Complessivamente i provvedimenti, includendo la nuova norma sulla detassazione di premi e straordinari ai privati, dovrebbero avere un
costo di due miliardi e ottocento milioni di euro che secondo fonti del governo, saranno coperti interamente da tagli di spesa.
A conclusione del consiglio è stato illustrato il contenuto di un accordo tra l'Abi ed il ministro Tremonti per offrire
ai consumatori la possibilità di rinegoziare i mutui a tasso variabile
in caso di prima casa e attivati precedentemente al 2007. La convenzione, in base quanto spiegato dal presidente del consiglio Silvio Berlusconi,
permetterà di pagare con le stesse modalità del 2006.
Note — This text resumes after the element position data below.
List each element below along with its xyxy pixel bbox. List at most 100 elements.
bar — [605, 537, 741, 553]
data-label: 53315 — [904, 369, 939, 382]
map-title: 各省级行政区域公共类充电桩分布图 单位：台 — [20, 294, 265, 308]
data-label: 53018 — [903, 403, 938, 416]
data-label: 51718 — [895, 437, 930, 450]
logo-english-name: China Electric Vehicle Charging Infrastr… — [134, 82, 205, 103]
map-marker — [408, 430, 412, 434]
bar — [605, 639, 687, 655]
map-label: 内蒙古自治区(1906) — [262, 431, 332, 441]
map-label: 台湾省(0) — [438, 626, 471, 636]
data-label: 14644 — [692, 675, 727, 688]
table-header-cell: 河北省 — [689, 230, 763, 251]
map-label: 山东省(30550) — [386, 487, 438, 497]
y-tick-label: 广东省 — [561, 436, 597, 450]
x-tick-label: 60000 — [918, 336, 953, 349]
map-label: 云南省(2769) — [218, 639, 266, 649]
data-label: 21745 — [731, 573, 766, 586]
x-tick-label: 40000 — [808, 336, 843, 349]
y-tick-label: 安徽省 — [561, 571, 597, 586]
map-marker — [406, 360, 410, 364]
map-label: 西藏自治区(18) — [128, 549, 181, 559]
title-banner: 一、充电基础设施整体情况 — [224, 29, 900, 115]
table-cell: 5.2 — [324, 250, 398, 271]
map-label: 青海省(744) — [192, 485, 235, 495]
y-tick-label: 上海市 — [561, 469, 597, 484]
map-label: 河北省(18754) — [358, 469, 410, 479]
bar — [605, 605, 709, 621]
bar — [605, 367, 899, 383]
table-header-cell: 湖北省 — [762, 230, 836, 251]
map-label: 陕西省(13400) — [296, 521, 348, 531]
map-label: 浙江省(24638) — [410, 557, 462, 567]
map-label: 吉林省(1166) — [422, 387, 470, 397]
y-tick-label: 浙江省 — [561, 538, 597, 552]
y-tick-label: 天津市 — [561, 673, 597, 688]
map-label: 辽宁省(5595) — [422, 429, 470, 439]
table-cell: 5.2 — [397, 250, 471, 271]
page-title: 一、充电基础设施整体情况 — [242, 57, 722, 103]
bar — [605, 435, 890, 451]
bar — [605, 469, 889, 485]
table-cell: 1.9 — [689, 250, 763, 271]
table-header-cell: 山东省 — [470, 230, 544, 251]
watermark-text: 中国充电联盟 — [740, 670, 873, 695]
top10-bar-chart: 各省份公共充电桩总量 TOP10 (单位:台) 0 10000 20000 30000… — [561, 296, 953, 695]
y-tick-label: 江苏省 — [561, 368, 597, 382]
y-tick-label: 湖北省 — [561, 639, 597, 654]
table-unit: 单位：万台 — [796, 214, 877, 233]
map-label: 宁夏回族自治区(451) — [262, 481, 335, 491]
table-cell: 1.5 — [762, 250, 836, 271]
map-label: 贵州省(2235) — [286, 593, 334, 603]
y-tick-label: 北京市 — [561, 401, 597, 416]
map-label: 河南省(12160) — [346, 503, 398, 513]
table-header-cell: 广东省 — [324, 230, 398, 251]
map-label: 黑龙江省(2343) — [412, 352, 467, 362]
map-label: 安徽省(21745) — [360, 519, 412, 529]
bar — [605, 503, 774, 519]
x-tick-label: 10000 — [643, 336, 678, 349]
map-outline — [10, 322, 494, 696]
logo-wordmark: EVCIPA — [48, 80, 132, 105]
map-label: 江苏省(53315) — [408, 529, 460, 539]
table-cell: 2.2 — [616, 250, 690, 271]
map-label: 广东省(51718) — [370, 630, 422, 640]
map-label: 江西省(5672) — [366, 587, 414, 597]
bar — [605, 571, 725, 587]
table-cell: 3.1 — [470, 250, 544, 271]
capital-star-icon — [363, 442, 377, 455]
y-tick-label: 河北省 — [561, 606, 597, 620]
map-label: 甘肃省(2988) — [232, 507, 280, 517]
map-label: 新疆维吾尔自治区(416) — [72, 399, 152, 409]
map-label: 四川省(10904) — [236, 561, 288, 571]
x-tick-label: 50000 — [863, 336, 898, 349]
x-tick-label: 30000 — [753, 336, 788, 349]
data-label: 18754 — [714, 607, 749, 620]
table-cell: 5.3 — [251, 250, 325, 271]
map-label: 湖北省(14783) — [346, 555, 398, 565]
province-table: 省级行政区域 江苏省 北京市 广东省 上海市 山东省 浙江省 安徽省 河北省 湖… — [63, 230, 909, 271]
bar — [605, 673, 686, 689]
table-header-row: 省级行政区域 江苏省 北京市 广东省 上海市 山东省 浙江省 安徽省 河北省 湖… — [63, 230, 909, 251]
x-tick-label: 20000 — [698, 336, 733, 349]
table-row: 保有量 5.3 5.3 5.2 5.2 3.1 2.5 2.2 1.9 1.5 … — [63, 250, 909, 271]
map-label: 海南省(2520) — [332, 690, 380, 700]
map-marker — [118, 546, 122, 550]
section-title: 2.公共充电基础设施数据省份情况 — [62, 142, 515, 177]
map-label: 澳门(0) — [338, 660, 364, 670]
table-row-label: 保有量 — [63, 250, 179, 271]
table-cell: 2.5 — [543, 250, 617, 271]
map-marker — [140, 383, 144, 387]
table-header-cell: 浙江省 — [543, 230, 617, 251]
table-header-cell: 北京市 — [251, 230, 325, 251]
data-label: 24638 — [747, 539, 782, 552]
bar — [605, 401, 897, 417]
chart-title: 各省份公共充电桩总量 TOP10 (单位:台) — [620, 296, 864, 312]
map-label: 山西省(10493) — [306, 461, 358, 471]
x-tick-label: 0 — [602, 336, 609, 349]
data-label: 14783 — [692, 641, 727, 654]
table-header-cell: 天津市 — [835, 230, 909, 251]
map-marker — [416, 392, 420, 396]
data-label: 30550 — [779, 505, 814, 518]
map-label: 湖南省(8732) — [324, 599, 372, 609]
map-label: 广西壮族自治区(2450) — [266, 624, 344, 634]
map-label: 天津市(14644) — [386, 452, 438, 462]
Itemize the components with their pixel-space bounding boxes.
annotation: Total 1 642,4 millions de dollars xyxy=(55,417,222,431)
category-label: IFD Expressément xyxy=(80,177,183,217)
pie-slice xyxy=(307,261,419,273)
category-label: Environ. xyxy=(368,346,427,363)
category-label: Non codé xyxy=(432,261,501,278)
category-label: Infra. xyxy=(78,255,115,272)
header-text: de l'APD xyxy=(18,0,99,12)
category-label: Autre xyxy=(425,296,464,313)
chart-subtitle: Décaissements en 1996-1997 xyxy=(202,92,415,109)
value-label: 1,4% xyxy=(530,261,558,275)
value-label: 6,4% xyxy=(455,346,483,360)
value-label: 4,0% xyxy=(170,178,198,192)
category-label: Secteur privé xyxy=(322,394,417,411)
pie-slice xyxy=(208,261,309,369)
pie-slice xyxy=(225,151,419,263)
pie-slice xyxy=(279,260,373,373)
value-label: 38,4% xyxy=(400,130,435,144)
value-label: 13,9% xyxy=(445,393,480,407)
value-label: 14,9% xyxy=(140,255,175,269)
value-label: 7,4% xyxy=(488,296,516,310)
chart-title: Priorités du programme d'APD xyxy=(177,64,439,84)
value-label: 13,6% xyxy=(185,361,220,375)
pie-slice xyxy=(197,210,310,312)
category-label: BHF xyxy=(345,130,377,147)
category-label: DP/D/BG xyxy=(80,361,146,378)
Tremonti ha quindi mantenuto le promesse dichiarate in campagna elettorale, in particolare quando ha annunciato di chiedere un sacrificio da parte
delle banche. Un'operazione di notevole impatto sociale che consente un risparmo di circa 850 di euro per un milione e mezzo di famiglie. Ha inoltre minacciato la "casta" dei
banchieri con una stangata fiscale, estorcendo un accordo a rinegoziare i mutui a tasso variabile per le famiglie più colpite dai recenti rincari.